Pour freiner cette pollution, de meilleurs systèmes et réseaux de gestion de déchets devront être mis en place. Notre dépendance aux plastiques ne cesse de croître. Les déchets qui se retrouvent au centre des océans sont le résultat de négligences à la fois individuelle et collective.

« La raison pour laquelle nous avons du plastique dans les océans, c'est que ce produit est bon marché, facile à produire et jetable. La prochaine fois que vous utiliserez une cuillère en plastique, dites-vous : "ai-je besoin de cette cuillère ou devrais-je utiliser une véritable cuillère et la laver?" », note la biologiste Linda Amaral Zettler, qui reste optimiste que nous pouvons tous collectivement changer nos comportements et mettre fin à cette forme de pollution.

Les plastiques océaniques qui sont déjà là et qui forment la plastisphère poursuivront leur lente dégradation et s'intégreront inévitablement dans l'écosystème de nos océans.

Les microbilles de plastique

Une des formes les plus insidieuses de pollution par le plastique demeure les microbilles. On les retrouve dans des dizaines de produits d'hygiène corporelle, dont certaines pâtes dentifrice, shampoings et crèmes exfoliantes. Un seul tube d'exfoliant peut en contenir jusqu'à 330 000.
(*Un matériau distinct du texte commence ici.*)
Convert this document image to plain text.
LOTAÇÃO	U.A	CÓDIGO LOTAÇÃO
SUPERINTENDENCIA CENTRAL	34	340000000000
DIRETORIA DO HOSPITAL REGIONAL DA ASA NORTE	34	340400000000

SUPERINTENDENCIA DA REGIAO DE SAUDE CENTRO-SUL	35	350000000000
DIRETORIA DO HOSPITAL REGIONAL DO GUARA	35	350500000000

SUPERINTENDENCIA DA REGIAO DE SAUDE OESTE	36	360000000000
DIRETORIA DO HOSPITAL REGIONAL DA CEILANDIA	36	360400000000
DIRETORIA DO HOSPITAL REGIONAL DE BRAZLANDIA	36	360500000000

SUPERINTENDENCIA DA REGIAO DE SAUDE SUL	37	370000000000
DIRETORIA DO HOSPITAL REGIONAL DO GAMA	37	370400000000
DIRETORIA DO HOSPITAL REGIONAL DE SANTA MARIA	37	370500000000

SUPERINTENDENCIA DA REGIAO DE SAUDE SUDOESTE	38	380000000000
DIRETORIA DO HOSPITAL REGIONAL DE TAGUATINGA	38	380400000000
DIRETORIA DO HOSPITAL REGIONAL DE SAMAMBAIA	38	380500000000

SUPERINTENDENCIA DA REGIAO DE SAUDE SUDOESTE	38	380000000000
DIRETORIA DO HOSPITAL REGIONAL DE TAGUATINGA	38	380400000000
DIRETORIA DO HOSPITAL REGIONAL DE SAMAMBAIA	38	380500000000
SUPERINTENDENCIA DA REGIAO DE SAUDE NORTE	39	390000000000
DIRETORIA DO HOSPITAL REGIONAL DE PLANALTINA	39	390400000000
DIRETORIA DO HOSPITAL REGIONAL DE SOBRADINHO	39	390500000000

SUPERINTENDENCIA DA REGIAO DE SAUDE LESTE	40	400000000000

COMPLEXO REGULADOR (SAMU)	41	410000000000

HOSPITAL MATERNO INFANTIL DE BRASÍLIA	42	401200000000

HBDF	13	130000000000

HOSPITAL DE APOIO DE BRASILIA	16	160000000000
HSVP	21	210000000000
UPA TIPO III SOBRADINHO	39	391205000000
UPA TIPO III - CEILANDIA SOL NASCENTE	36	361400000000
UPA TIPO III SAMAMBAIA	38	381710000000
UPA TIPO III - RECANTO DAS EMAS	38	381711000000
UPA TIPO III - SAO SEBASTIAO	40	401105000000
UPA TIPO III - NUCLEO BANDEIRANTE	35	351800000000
Ce sont des billes de polyéthylène ou de polypropylène de moins d'un tiers de millimètre qui passent outre nos systèmes de traitement des eaux usées. Dans l'écosystème, elles deviennent une source alimentaire pour le zooplancton et les poissons.

Jusqu'à présent, aucun pays n'a de loi pour les interdire. Au Canada, un projet de loi fédérale est à l'étude. Récemment, certains des plus importants manufacturiers ont affirmé qu'ils retireront graduellement ces billes de leurs produits pour les remplacer par les noyaux de fruits biodégradables ou du sable.